Module 7: Rapid Malware Analysis
MCSI teaches a rapid reverse-engineering methodology to help threat hunters validate whether suspicious binaries are malware or not. Even people who have never done any reverse engineering before will be able to perform basic malware analysis tasks after undertaking this module.
- Different purposes for reverse engineering binaries
- Rapid binary invalidation techniques
- Reverse engineering using graphs
- Using annotations, structured documentation, and code similarities
Module 8: Rapid Incident Response
In medium and large-scale network environments, Threat Hunters are bound to regularly discover security incidents. Luckily, not all these incidents will be major breaches, and thus, MCSI will impart you with a rapid incident response methodology to quickly investigate, resolve and recover from security events.

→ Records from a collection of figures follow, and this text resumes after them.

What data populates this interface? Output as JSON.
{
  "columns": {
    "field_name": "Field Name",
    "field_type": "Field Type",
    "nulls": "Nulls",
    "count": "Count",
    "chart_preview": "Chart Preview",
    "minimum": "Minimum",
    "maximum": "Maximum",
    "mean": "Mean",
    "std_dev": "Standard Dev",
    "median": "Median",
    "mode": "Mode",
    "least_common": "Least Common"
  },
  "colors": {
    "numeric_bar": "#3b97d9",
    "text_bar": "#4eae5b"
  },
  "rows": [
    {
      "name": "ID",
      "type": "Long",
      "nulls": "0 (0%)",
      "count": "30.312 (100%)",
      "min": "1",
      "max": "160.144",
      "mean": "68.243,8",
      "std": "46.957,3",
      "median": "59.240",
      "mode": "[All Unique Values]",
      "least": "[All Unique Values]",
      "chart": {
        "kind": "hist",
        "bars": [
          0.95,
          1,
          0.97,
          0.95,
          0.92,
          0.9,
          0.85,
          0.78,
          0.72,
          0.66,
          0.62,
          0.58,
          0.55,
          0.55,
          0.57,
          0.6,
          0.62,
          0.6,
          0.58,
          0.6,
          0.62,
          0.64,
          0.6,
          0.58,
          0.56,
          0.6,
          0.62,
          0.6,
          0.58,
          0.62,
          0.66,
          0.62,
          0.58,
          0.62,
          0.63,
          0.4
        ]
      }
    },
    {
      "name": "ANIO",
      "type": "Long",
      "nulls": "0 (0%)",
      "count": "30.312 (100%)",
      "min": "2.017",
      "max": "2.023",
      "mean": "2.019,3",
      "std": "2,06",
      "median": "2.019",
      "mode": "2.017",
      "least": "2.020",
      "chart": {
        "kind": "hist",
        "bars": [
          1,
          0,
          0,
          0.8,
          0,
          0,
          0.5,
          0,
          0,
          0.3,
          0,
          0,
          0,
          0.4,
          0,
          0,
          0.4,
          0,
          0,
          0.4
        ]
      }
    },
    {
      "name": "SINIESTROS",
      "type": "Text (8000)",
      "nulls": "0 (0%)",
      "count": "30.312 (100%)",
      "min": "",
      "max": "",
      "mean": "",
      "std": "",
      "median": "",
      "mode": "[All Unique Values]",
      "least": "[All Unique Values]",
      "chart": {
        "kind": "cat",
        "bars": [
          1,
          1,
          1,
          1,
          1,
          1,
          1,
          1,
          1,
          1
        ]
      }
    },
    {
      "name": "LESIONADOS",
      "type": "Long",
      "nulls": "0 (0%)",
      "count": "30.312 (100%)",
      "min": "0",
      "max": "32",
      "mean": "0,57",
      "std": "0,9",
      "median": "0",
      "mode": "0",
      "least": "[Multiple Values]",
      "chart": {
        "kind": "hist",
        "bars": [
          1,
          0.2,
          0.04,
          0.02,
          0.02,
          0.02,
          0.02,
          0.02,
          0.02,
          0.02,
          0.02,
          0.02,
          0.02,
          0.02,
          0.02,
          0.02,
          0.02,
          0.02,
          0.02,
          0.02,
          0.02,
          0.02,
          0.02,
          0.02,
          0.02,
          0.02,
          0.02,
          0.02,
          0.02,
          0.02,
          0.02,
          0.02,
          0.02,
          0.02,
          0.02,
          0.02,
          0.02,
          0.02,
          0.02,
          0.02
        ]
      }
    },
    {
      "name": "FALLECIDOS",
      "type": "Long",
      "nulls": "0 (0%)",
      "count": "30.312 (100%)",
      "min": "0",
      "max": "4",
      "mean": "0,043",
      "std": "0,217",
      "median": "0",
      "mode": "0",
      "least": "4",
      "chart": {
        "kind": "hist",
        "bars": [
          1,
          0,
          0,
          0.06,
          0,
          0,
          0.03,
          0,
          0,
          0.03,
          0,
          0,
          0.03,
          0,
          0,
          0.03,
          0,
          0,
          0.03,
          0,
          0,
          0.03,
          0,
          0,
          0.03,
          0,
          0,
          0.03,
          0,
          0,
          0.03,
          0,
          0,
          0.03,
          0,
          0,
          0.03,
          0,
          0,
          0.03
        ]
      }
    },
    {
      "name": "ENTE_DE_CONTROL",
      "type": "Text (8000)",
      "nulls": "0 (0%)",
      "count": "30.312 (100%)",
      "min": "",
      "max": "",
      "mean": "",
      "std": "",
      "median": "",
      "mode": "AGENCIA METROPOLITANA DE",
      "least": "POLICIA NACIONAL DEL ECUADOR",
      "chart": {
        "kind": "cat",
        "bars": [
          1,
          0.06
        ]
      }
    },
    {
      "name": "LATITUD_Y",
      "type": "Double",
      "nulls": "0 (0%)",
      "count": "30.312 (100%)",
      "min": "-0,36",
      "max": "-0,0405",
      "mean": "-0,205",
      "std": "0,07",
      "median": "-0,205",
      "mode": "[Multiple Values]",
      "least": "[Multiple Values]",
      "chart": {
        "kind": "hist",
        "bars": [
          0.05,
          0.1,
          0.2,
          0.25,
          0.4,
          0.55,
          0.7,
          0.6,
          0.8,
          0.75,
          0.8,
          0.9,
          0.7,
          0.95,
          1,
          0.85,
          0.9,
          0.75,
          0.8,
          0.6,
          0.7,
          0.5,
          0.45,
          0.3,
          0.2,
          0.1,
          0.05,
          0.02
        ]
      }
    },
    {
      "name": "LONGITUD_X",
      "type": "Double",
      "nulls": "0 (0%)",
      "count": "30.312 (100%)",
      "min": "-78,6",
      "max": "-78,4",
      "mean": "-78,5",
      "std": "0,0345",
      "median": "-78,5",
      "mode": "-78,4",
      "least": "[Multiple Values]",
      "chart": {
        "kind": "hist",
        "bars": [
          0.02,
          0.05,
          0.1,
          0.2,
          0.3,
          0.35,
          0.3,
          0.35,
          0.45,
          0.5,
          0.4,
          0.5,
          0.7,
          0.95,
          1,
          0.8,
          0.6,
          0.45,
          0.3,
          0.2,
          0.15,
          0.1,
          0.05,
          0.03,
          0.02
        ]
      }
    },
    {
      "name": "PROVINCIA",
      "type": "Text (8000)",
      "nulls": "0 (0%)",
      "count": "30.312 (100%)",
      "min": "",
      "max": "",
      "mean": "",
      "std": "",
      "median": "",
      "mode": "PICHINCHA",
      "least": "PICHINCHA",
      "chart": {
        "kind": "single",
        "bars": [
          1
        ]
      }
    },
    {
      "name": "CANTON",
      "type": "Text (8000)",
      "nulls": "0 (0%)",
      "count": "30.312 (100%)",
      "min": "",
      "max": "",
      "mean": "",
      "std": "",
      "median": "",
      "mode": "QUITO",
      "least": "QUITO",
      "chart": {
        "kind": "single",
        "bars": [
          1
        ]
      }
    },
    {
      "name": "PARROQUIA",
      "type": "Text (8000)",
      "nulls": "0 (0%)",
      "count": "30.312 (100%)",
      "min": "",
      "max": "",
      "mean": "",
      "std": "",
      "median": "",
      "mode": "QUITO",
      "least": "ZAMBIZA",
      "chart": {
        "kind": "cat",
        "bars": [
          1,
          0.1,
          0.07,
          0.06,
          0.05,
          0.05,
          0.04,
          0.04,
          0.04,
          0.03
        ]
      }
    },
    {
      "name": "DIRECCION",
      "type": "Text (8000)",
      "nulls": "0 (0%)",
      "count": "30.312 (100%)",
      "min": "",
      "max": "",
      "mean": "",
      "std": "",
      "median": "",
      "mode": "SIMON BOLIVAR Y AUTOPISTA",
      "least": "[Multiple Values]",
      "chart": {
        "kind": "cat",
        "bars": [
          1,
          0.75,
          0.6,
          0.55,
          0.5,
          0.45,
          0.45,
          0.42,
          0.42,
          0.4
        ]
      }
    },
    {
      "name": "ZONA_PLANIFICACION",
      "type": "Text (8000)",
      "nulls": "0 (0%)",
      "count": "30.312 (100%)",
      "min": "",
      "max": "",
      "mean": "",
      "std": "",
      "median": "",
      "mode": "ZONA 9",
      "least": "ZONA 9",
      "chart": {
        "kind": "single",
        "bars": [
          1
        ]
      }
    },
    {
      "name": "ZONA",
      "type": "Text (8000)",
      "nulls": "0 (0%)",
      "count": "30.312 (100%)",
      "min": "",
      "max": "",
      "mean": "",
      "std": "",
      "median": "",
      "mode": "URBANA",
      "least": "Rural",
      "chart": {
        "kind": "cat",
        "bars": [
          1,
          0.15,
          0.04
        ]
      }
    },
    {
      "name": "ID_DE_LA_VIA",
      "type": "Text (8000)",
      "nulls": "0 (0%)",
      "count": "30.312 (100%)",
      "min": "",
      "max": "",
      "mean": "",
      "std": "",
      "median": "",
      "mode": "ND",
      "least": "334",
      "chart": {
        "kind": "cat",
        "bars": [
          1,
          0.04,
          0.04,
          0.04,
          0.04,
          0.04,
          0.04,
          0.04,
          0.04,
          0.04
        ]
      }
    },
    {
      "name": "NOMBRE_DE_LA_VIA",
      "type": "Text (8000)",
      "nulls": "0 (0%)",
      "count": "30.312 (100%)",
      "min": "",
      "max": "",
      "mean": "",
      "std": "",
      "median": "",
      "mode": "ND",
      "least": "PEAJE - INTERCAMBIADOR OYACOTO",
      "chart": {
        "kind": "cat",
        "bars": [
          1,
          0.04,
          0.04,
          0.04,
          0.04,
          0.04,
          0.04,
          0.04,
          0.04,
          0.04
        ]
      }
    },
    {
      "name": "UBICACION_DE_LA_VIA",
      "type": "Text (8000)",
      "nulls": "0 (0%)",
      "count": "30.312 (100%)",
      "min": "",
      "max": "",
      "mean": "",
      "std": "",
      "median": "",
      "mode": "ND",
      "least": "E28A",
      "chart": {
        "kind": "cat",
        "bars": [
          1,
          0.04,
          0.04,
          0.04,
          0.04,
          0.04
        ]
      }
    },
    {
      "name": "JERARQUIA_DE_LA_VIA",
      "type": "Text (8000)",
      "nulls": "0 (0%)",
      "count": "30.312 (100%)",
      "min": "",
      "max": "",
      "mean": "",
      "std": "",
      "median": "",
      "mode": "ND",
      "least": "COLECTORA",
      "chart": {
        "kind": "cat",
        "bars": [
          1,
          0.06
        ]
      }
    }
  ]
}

- Communication protocols to handle an incident
- Digital forensics tools for Windows
- Understanding the impact of the intrusion
- Denying the adversary future access into the network environment
- Writing an incident analysis report
- Proposing a cyber security uplift plan to prevent future intrusions that follow the same attack campaign
Module 9: Threat Intelligence
We end the course by imparting you with techniques to produce your own threat intelligence based on materials captured from incident response and threat hunting.
- The different types of threat intelligence that can be produced
- The most valuable type of threat intelligence for private sector organization
- Using structured approaches to producing intelligence that’s meaningful and impactful
- Preparing a threat intelligence “product” for your organization
The final Threat Hunting exercise will require you to analyse a dataset of 5000 machines compromised by an adversary that uses tradecraft similar to FIN7 and produce a threat intelligence report to help an imaginary organization make cyber security investments and divestments.
We recommend that you read about the Windows components listed under Module 2 “Windows Internals”. Even if those components will be covered in detailed during the course, studying them prior to the course will make it a lot easier for you to understand every other module in the class.
Bring a laptop running the Windows or UNIX operating system with the OpenVPN or Tunnelblick client to connect into our training lab in the cloud.